Grande parte desses problemas é reflexo de uma tendência infelizmente comum entre nossos pesquisadores: muitos escolhem o seu tema de estudo – uma molécula, uma via metabólica ou um organismo – sem ter em vista o que esse estudo pode representar para a vida dos cidadãos;  aqueles pagadores de impostos citados anteriormente.

Portanto, há necessidade de se ter divulgadores científicos capazes de escrever e falar sobre as descobertas cientificas de forma clara e compreensível – como fazem os jornalistas – e, ao mesmo tempo, que sejam capazes de mostrar o que esses avanços possam significar para o futuro da população – como fazem os bons cientistas.

Recém-chegado à Universidade Federal de Lavras (Ufla), estive conversando com o professor Renato Paiva, responsável pela editora dessa universidade. Durante a nossa conversa, o professor Paiva me contou que existem grandes pesquisadores na Ufla que não se interessam em divulgar o seu trabalho, apenas o fazendo por meio de publicações técnicas e científicas.

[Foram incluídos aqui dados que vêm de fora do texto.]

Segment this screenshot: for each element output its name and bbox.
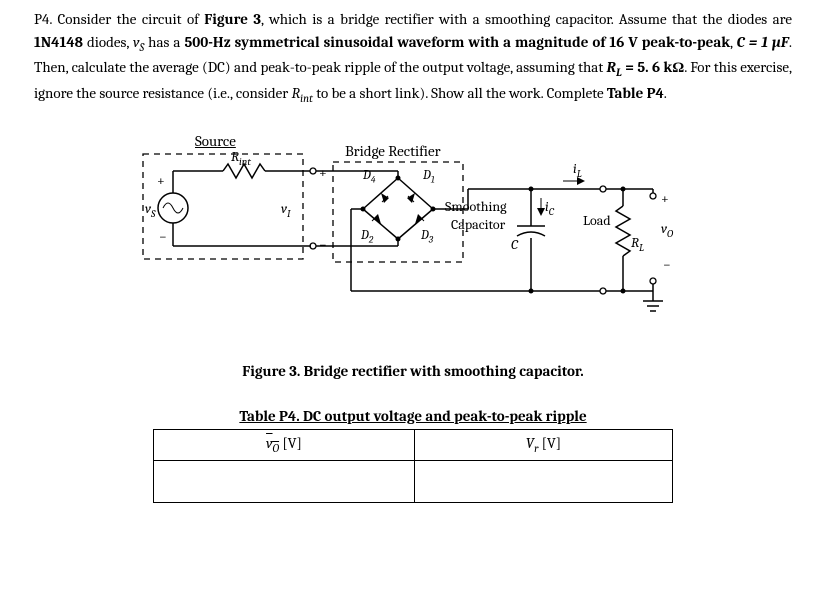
rectifier-label: Bridge Rectifier xyxy=(345,140,441,163)
results-table: vO [V] Vr [V] xyxy=(153,429,673,503)
d2-label: D2 xyxy=(361,226,373,248)
rl-label: RL xyxy=(631,232,644,257)
waveform-spec: 500-Hz symmetrical sinusoidal waveform w… xyxy=(184,33,730,51)
ic-label: iC xyxy=(545,196,554,221)
cell-vo-dc xyxy=(154,461,415,503)
cap-spec: C = 1 µF xyxy=(737,33,789,51)
d1-label: D1 xyxy=(423,166,435,188)
figure-reference: Figure 3 xyxy=(204,10,261,28)
vi-plus: + xyxy=(319,162,327,183)
vo-label: vO xyxy=(661,218,673,243)
table-reference: Table P4 xyxy=(607,84,664,102)
problem-number: P4. xyxy=(34,10,52,28)
smoothing-label2: Capacitor xyxy=(451,214,505,235)
cell-vr xyxy=(414,461,672,503)
circuit-figure: Source Bridge Rectifier Rint vS + − vI +… xyxy=(133,126,693,346)
il-label: iL xyxy=(573,158,582,183)
source-label: Source xyxy=(195,130,236,153)
vi-label: vI xyxy=(281,198,291,223)
cap-label: C xyxy=(511,234,518,255)
vs-label: vS xyxy=(145,198,155,223)
col1-header: vO [V] xyxy=(154,430,415,461)
diode-type: 1N4148 xyxy=(34,33,83,51)
vi-minus: − xyxy=(319,234,327,255)
table-title: Table P4. DC output voltage and peak-to-… xyxy=(34,405,792,428)
source-minus: − xyxy=(159,226,167,247)
col2-header: Vr [V] xyxy=(414,430,672,461)
figure-caption: Figure 3. Bridge rectifier with smoothin… xyxy=(34,360,792,383)
rint-label: Rint xyxy=(231,146,251,171)
vo-plus: + xyxy=(661,188,669,209)
d4-label: D4 xyxy=(363,166,376,188)
source-plus: + xyxy=(157,170,165,191)
problem-statement: P4. Consider the circuit of Figure 3, wh… xyxy=(34,8,792,108)
load-label: Load xyxy=(583,210,611,231)
vo-minus: − xyxy=(663,254,671,275)
d3-label: D3 xyxy=(421,226,433,248)
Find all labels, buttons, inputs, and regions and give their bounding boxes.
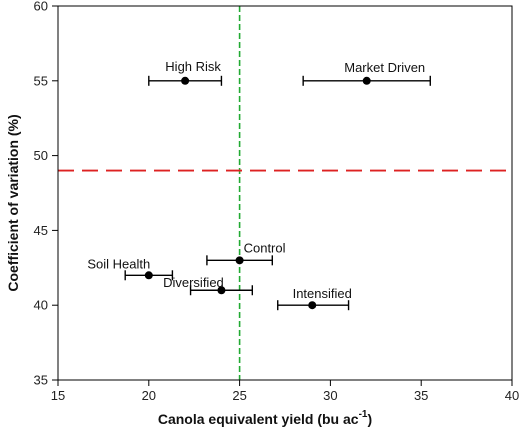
data-point: Intensified [277, 286, 352, 311]
data-point: Soil Health [87, 256, 174, 281]
reference-lines [58, 6, 512, 380]
point-marker [308, 301, 317, 310]
point-marker [144, 271, 153, 280]
x-tick-label: 25 [232, 388, 246, 403]
point-label: High Risk [165, 59, 221, 74]
y-axis-title: Coefficient of variation (%) [5, 114, 21, 291]
y-tick-label: 40 [34, 298, 48, 313]
data-point: Diversified [163, 275, 254, 296]
point-label: Market Driven [344, 60, 425, 75]
x-tick-label: 20 [142, 388, 156, 403]
data-point: Control [206, 240, 286, 266]
plot-frame [57, 5, 513, 381]
data-point: Market Driven [302, 60, 431, 86]
x-tick-label: 30 [323, 388, 337, 403]
x-axis-ticks: 15 20 25 30 35 40 [51, 380, 519, 403]
x-axis-title-close: ) [367, 411, 372, 427]
point-marker [235, 256, 244, 265]
data-points: High Risk Market Driven Control Soil Health… [87, 59, 431, 311]
point-marker [217, 286, 226, 295]
x-axis-title-superscript: -1 [359, 409, 368, 420]
x-tick-label: 15 [51, 388, 65, 403]
y-tick-label: 55 [34, 73, 48, 88]
point-label: Soil Health [87, 256, 150, 271]
y-tick-label: 60 [34, 0, 48, 14]
y-axis-ticks: 35 40 45 50 55 60 [34, 0, 58, 388]
x-tick-label: 35 [414, 388, 428, 403]
x-axis-title-main: Canola equivalent yield (bu ac [158, 411, 359, 427]
y-tick-label: 45 [34, 223, 48, 238]
y-tick-label: 50 [34, 148, 48, 163]
point-label: Intensified [293, 286, 352, 301]
point-label: Diversified [163, 275, 224, 290]
x-axis-title: Canola equivalent yield (bu ac-1) [158, 409, 372, 427]
data-point: High Risk [148, 59, 223, 86]
point-marker [362, 76, 371, 85]
point-label: Control [244, 240, 286, 255]
point-marker [181, 76, 190, 85]
y-tick-label: 35 [34, 373, 48, 388]
x-tick-label: 40 [505, 388, 519, 403]
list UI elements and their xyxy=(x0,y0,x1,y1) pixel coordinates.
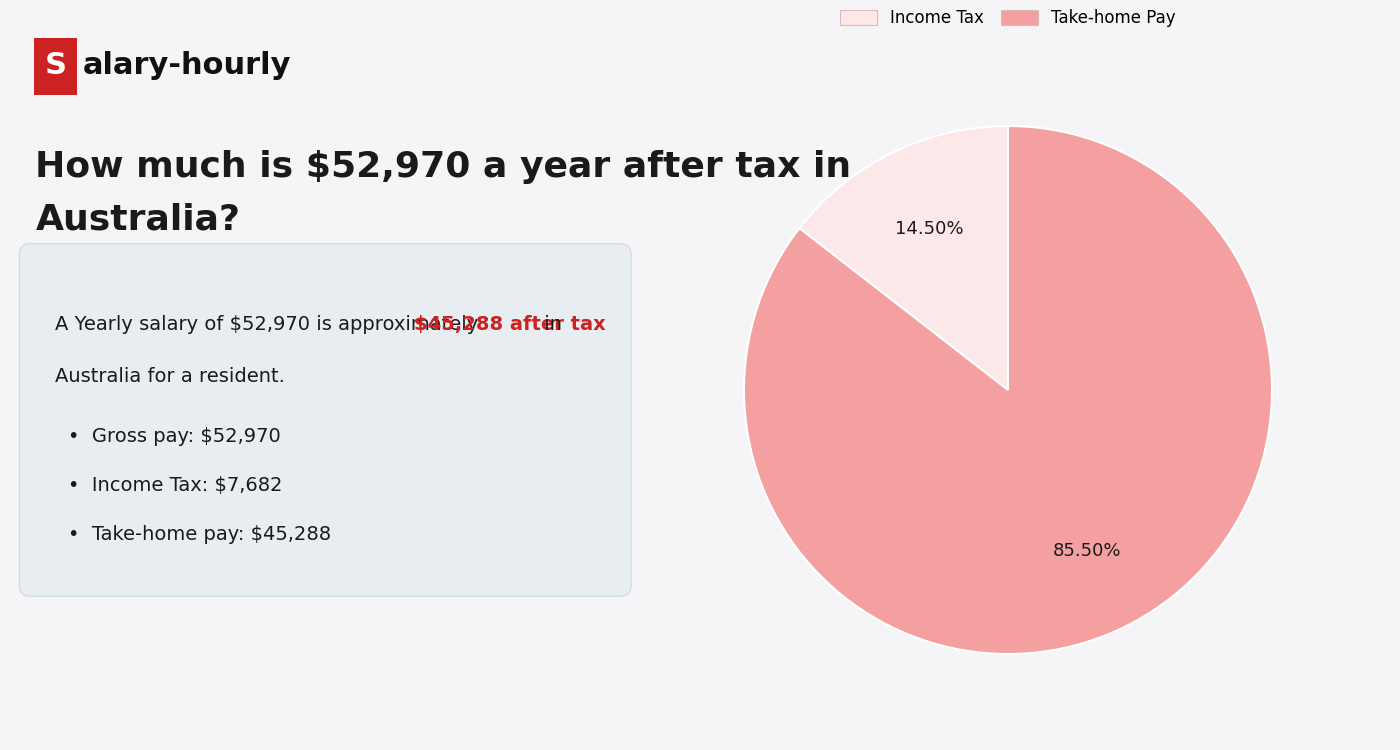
Text: •  Gross pay: $52,970: • Gross pay: $52,970 xyxy=(67,427,280,446)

Essa tendência comum em todas as nossas universidades demonstra uma crença disseminada no mundo acadêmico. Quantas vezes já ouvi de meus orientadores que não era para “perder tempo” me dedicando à divulgação científica? Talvez eles tenham se esquecido de que quanto mais as suas pesquisas forem conhecidas, mais verbas eles terão para a sua manutenção… Afinal de contas, se até a Coca-Cola e a Microsoft fazem propaganda, por que nós não deveríamos fazer?

Somente quando tivermos profissionais capazes de divulgar de forma clara a ciência deixaremos de ver reportagens que são meras traduções de notícias publicadas em outros países. Além disso, poderemos estimar e valorizar o trabalho de nossos cientistas, tão pouco valorizados e conhecidos.

Esse é o desafio a que me propus há alguns anos: unir o mundo científico ao do jornalismo e mostrar para as pessoas a importância da ciência para as suas vidas. Nesse sentido, o blogue da CH é uma excelente iniciativa, pois permite a agilidade e interatividade próprias desse meio de comunicação.

Portanto, serão meus objetivos aqui na Conexão CH: tratar de forma clara e simples dos temas científicos que você ouvirá em seu dia a dia e, ao mesmo tempo, procurar ampliar um pouco mais o conteúdo tratado em minhas colunas. Obviamente, conto com a ajuda de todos vocês, leitores deste blogue, para me dedicar a esses desafios!